Girls choosing low-paid careers subjects rather than STEM

editorial image
0
Have your say

Despite girls outperforming boys in “male-dominated” subjects in Scotland’s schools, a hugely disproportionate number are drawn to qualifications associated with lower-paid jobs, a report reveals.

Research shows girls are largely avoiding STEM subjects such as engineering science and computing science - totalling just 8 and 15 per cent of Higher entries respectively.

In contrast girls provide the overwhelming majority of Higher entries in childcare and development (95 per cent) and care (92 per cent).

The figures from the Scottish Government’s report - Learner Journey focussing on education and training for 15-24-year-olds, has prompted calls for female pupils to have more STEM (science, technology, education and maths) role models.

Dr Patrycja Kupiec, director of YWCA Scotland, said girls appeared put off STEM subjects as they progressed through school.

“Girls should feel like they can study any subject, whether it is dance or engineering science...but at some point in their learner journey, they don’t feel comfortable pursuing Stem subjects - and that is certainly not because of lack of ability.”

Ms Kupiec added that high-achieving women Stem achievers such as Jocelyn Bell Burnell, Sabrina Pasterski and Hedy Lamarr, were not talked about enough, something her organisation’s 30 under 30 campaign, profiling inspiring young women from Scotland was aiming to rectify.

In school qualifications, although there are slightly fewer female pupils in secondary schools, they provide 55 per cent of entries at both Higher and Advanced Highers.
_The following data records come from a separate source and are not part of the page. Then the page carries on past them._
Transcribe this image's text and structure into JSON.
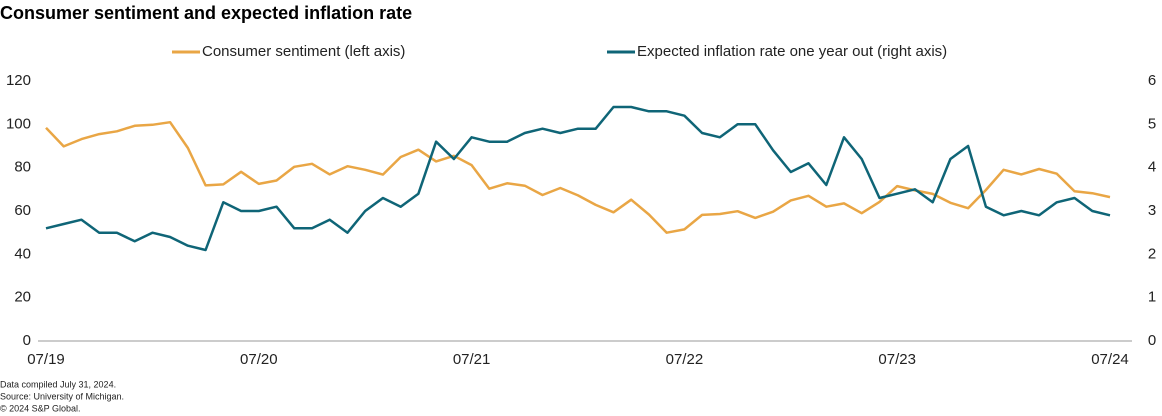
{
  "chart_data": {
    "type": "line",
    "title": "Consumer sentiment and expected inflation rate",
    "categories": [
      "07/19",
      null,
      null,
      null,
      null,
      null,
      null,
      null,
      null,
      null,
      null,
      null,
      "07/20",
      null,
      null,
      null,
      null,
      null,
      null,
      null,
      null,
      null,
      null,
      null,
      "07/21",
      null,
      null,
      null,
      null,
      null,
      null,
      null,
      null,
      null,
      null,
      null,
      "07/22",
      null,
      null,
      null,
      null,
      null,
      null,
      null,
      null,
      null,
      null,
      null,
      "07/23",
      null,
      null,
      null,
      null,
      null,
      null,
      null,
      null,
      null,
      null,
      null,
      "07/24"
    ],
    "series": [
      {
        "name": "Consumer sentiment (left axis)",
        "color": "#E9A645",
        "axis": "y",
        "values": [
          98.4,
          89.8,
          93.2,
          95.5,
          96.8,
          99.3,
          99.8,
          101.0,
          89.1,
          71.8,
          72.3,
          78.1,
          72.5,
          74.1,
          80.4,
          81.8,
          76.9,
          80.7,
          79.0,
          76.8,
          84.9,
          88.3,
          82.9,
          85.5,
          81.2,
          70.3,
          72.8,
          71.7,
          67.4,
          70.6,
          67.2,
          62.8,
          59.4,
          65.2,
          58.4,
          50.0,
          51.5,
          58.2,
          58.6,
          59.9,
          56.8,
          59.7,
          64.9,
          67.0,
          62.0,
          63.5,
          59.0,
          64.2,
          71.5,
          69.5,
          67.9,
          63.8,
          61.3,
          69.7,
          79.0,
          76.9,
          79.4,
          77.2,
          69.1,
          68.2,
          66.4
        ]
      },
      {
        "name": "Expected inflation rate one year out (right axis)",
        "color": "#0F6577",
        "axis": "y2",
        "values": [
          2.6,
          2.7,
          2.8,
          2.5,
          2.5,
          2.3,
          2.5,
          2.4,
          2.2,
          2.1,
          3.2,
          3.0,
          3.0,
          3.1,
          2.6,
          2.6,
          2.8,
          2.5,
          3.0,
          3.3,
          3.1,
          3.4,
          4.6,
          4.2,
          4.7,
          4.6,
          4.6,
          4.8,
          4.9,
          4.8,
          4.9,
          4.9,
          5.4,
          5.4,
          5.3,
          5.3,
          5.2,
          4.8,
          4.7,
          5.0,
          5.0,
          4.4,
          3.9,
          4.1,
          3.6,
          4.7,
          4.2,
          3.3,
          3.4,
          3.5,
          3.2,
          4.2,
          4.5,
          3.1,
          2.9,
          3.0,
          2.9,
          3.2,
          3.3,
          3.0,
          2.9
        ]
      }
    ],
    "ylim": [
      0,
      120
    ],
    "yticks": [
      0,
      20,
      40,
      60,
      80,
      100,
      120
    ],
    "y2lim": [
      0,
      6
    ],
    "y2ticks": [
      0,
      1,
      2,
      3,
      4,
      5,
      6
    ],
    "grid": false,
    "legend": "top",
    "footnotes": [
      "Data compiled July 31, 2024.",
      "Source: University of Michigan.",
      "© 2024 S&P Global."
    ]
  }
}
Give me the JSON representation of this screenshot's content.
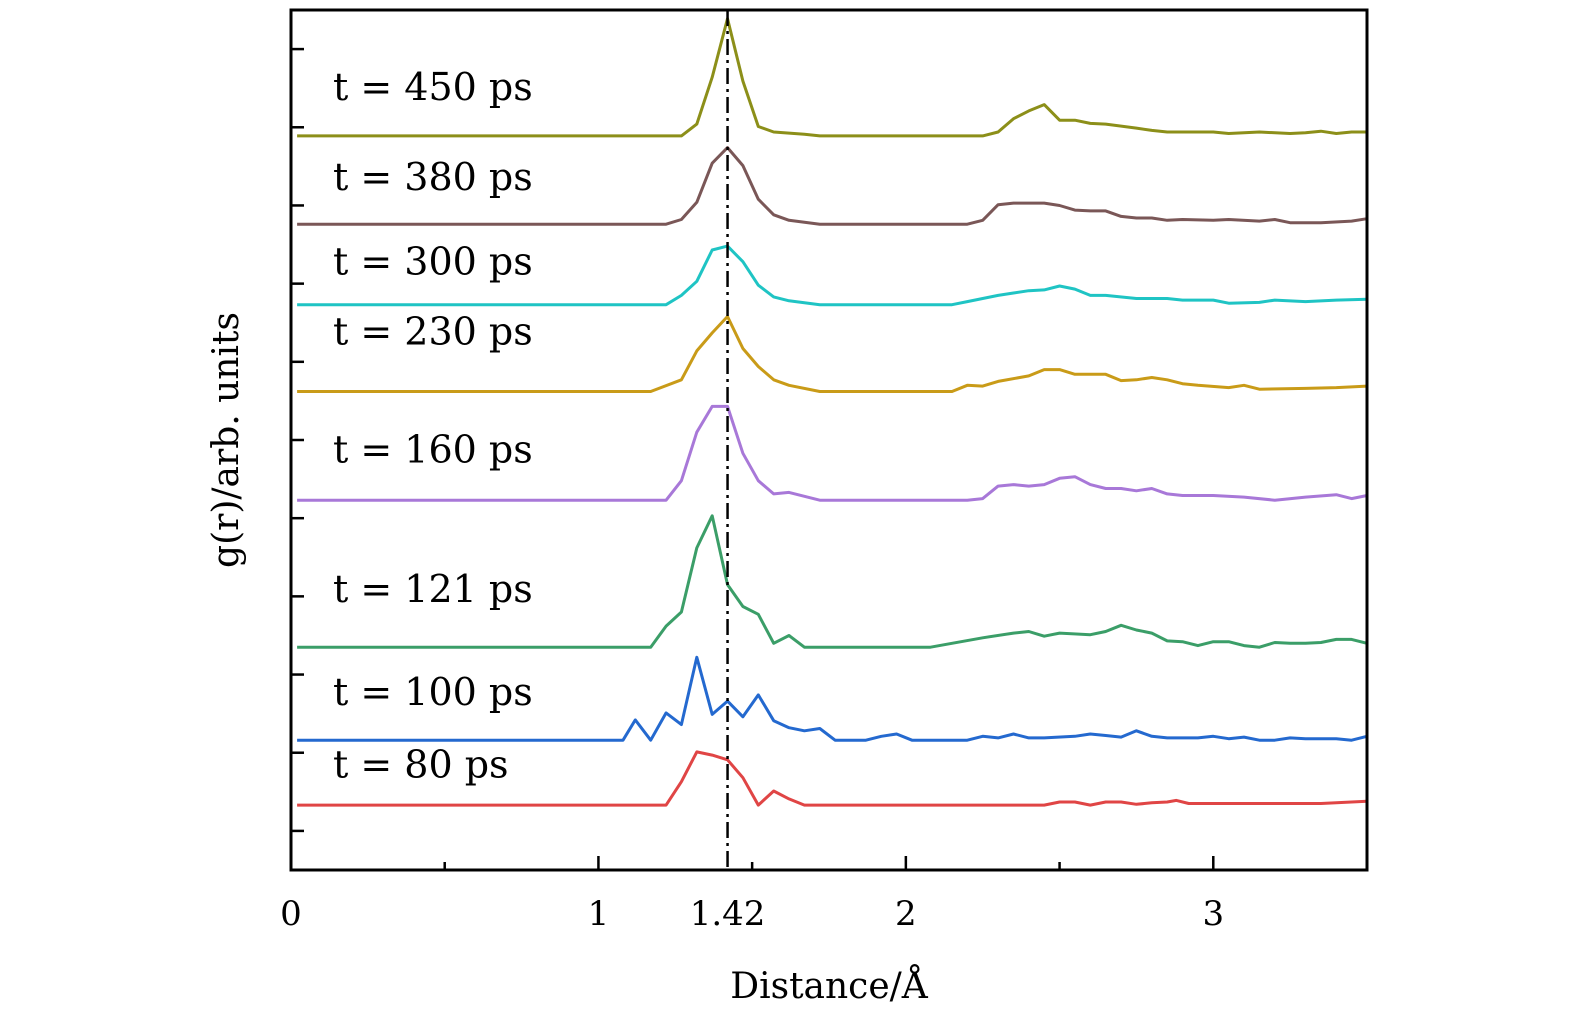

Girls also do better than boys in STEM subjects.

Meanwhile boys feature strongly in lower-level qualifications, such as National 2, with 62 per cent of entries.

Kate Farrell, a computing science teacher and committee member of Computing at School Scotland said that IT careers could be a well-paid career choice, with four out of 10 top-paid jobs in 2017 being in IT.

“Even though low numbers of females study computing science, those who do outperform their male peers.

“Unfortunately, somehow our culture and media is persuading girls around P7-S2 that it isn’t for them, that it’s a boy’s thing.

“This has been true since the 1980s, when home computers became affordable but were marketed at boys.”

Meanwhile John Forsyth, policy manager at Families Need Fathers Scotland, called on the Scottish Government to conduct an urgent analysis of the disparities between male and female school attainment.